Version   3 bits   000
Type      1 bit    0       (telemetry, downlink)
Sec.hdr   1 bit    0       (no secondary header)
APID     11 bits   0x041   (this controller's ID)
Seg.flag  2 bits   11      (standalone)
Seq.cnt  14 bits   incremented every packet
Length   16 bits   payload size − 1

Forty-eight bits. Six bytes. Followed by the actual payload — the wheel’s speed, temperature, status. Then the next packet from the thermal monitor. Then a packet from the imager. Then an idle filler. Then another reaction wheel packet. All interleaved on the same downlink.

Downlink
no gaps · all streams in lock
producers →→ demux by APID
DEMUXread APID
AOCS0x10
HK0x20
Imager0x80
Three producers share one link. Each stamps its packets with an APID and its own sequence counter. The link layer interleaves them blindly; the ground demuxes by APID into three independent streams. Drop a packet to see the gap appear in only one stream — the rest stay in lock.

The link layer carries opaque bytes; it does not know who sent what. On the ground, the demultiplexer reads the first three bits, finds the APID, looks up the packet structure in a dictionary, and delivers the bytes to the right consumer. The consumer reads its sequence counter, checks for gaps, parses its payload. Producers do not know about each other. Consumers do not know about each other.
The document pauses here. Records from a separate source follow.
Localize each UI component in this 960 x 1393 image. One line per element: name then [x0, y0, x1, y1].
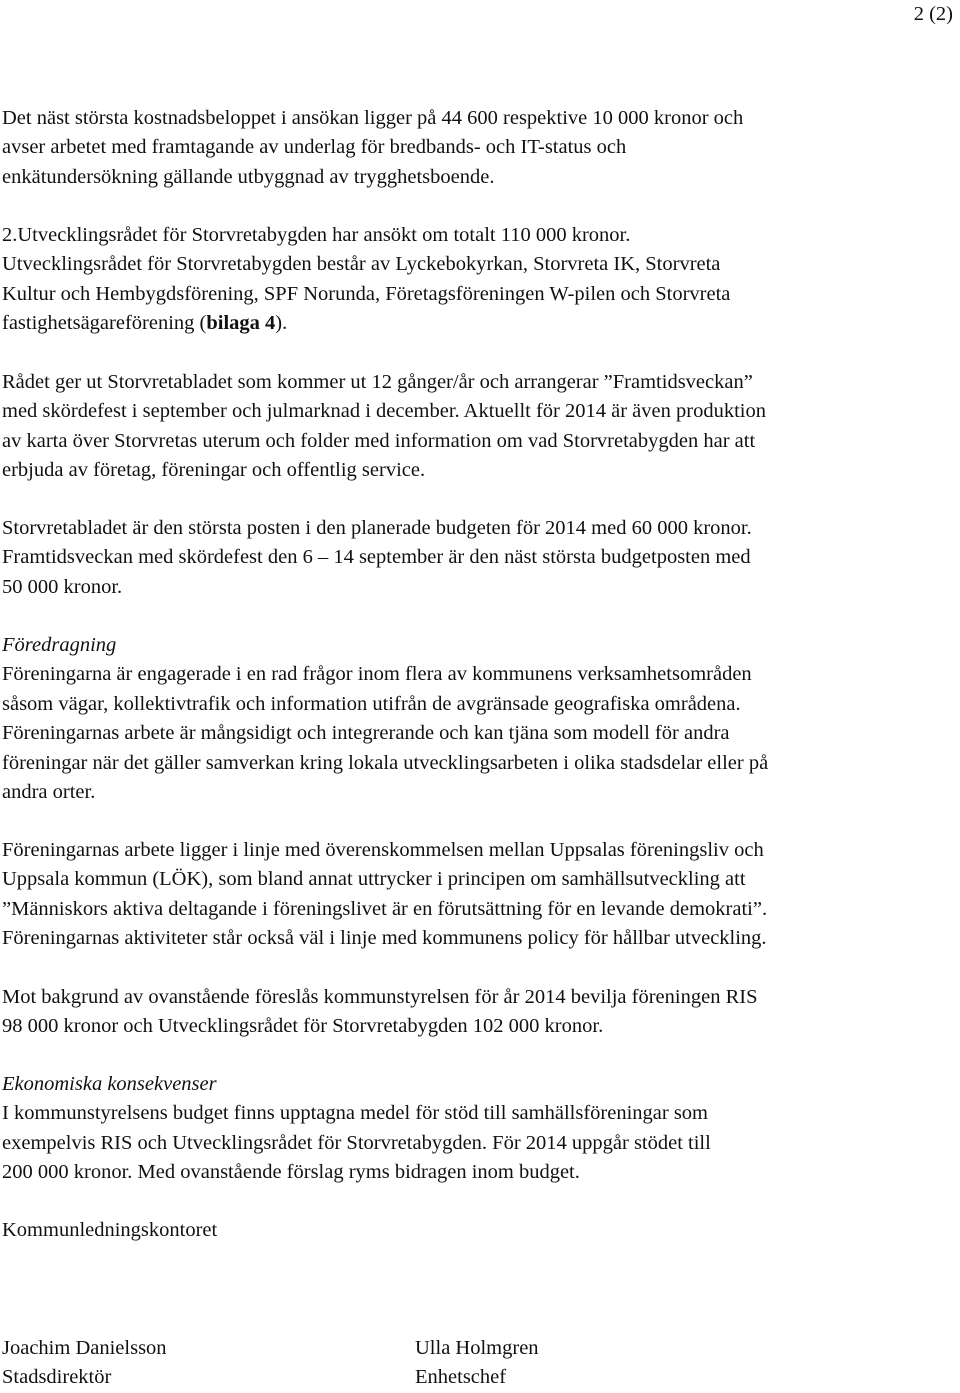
signature-block [2, 1334, 957, 1388]
text-line: I kommunstyrelsens budget finns upptagna medel för stöd till samhällsföreningar som [2, 1102, 708, 1125]
text-line: avser arbetet med framtagande av underlag för bredbands- och IT-status och [2, 136, 627, 159]
text-line: 50 000 kronor. [2, 575, 123, 598]
section-foredragning [2, 631, 957, 807]
office-name: Kommunledningskontoret [2, 1219, 218, 1241]
text-line: Uppsala kommun (LÖK), som bland annat uttrycker i principen om samhällsutveckling att [2, 868, 746, 891]
signer [415, 1334, 539, 1393]
text-line: Föreningarnas arbete ligger i linje med överenskommelsen mellan Uppsalas föreningsliv och [2, 839, 764, 861]
text-line: Framtidsveckan med skördefest den 6 – 14 september är den näst största budgetposten med [2, 546, 751, 569]
signer [2, 1334, 167, 1393]
text-line: Föreningarna är engagerade i en rad frågor inom flera av kommunens verksamhetsområden [2, 663, 752, 686]
text-line: ”Människors aktiva deltagande i föreningslivet är en förutsättning för en levande demokrati”. [2, 897, 768, 920]
page-number: 2 (2) [913, 3, 953, 25]
signer-name: Ulla Holmgren [415, 1337, 539, 1359]
attachment-reference: bilaga 4 [206, 312, 276, 335]
text-line: Utvecklingsrådet för Storvretabygden består av Lyckebokyrkan, Storvreta IK, Storvreta [2, 253, 721, 276]
text-line: 98 000 kronor och Utvecklingsrådet för Storvretabygden 102 000 kronor. [2, 1015, 604, 1038]
text-line: med skördefest i september och julmarknad i december. Aktuellt för 2014 är även produktion [2, 400, 766, 423]
text-line: av karta över Storvretas uterum och folder med information om vad Storvretabygden har att [2, 429, 756, 452]
text-line: Storvretabladet är den största posten i den planerade budgeten för 2014 med 60 000 kronor. [2, 517, 752, 539]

The link layer does not know about any of them. The APID is the entire glue.

The dictionary is the protagonist

The header carries the APID. It does not say what the APID means. It does not say that APID 0x041 is the reaction wheel controller, or that byte 4 of the payload is the wheel speed, in revolutions per minute, as a two-byte unsigned integer. That information lives elsewhere — in the dictionary.

The dictionary lives on the ground. XTCE, EDS, ESA’s MIB, or a mission-specific spreadsheet. It maps each APID to a packet layout, a set of calibrations, alarm thresholds, plotting hints, archive policies. The packet is just the carrier. The meaning lives in the dictionary.

If you ever feel like you want to put more in the Space Packet header, you are usually trying to skip the dictionary. Maintain the dictionary. The protocol’s smallness depends on it.

What aged well, and what didn’t

The Space Packet Protocol shipped in the mid-1980s, was standardised by CCSDS in 1987, and remains the universal payload of the link layer across every major space agency four decades later. Almost no other protocol from that era has aged this well.

What aged well: source-only addressing held, because point-to-point links remained the default for thirty years. The eleven-bit APID has never run out. Variable length was right — fixed-size packets would have wasted enormous fractions of the link. The secondary-header escape hatch absorbed every mission-specific extension without forking the format. And the dictionary-on-the-ground architecture turned out to be a deep alignment with how telemetry is actually consumed.

What aged poorly was the point-to-point assumption. The moment space became a network — relay orbiters, constellations, the Interplanetary Internet — the missing destination became a real problem. The fix was not to break Space Packets, which would have orphaned thirty years of mission software, but to wrap them, in Encapsulation Packets and Bundle Protocol payloads. The 65-kilobyte maximum size is the other mild bruise: generous in 1987, tight today, when a single hyperspectral line might be megabytes. The fix, again, is not to widen the field but to push large data through CFDP, which segments transparently and lets Space Packets carry the segments.

The protocol survived by refusing to grow. Everything it did not do got pushed up the stack. Everything it did do, it did with six bytes.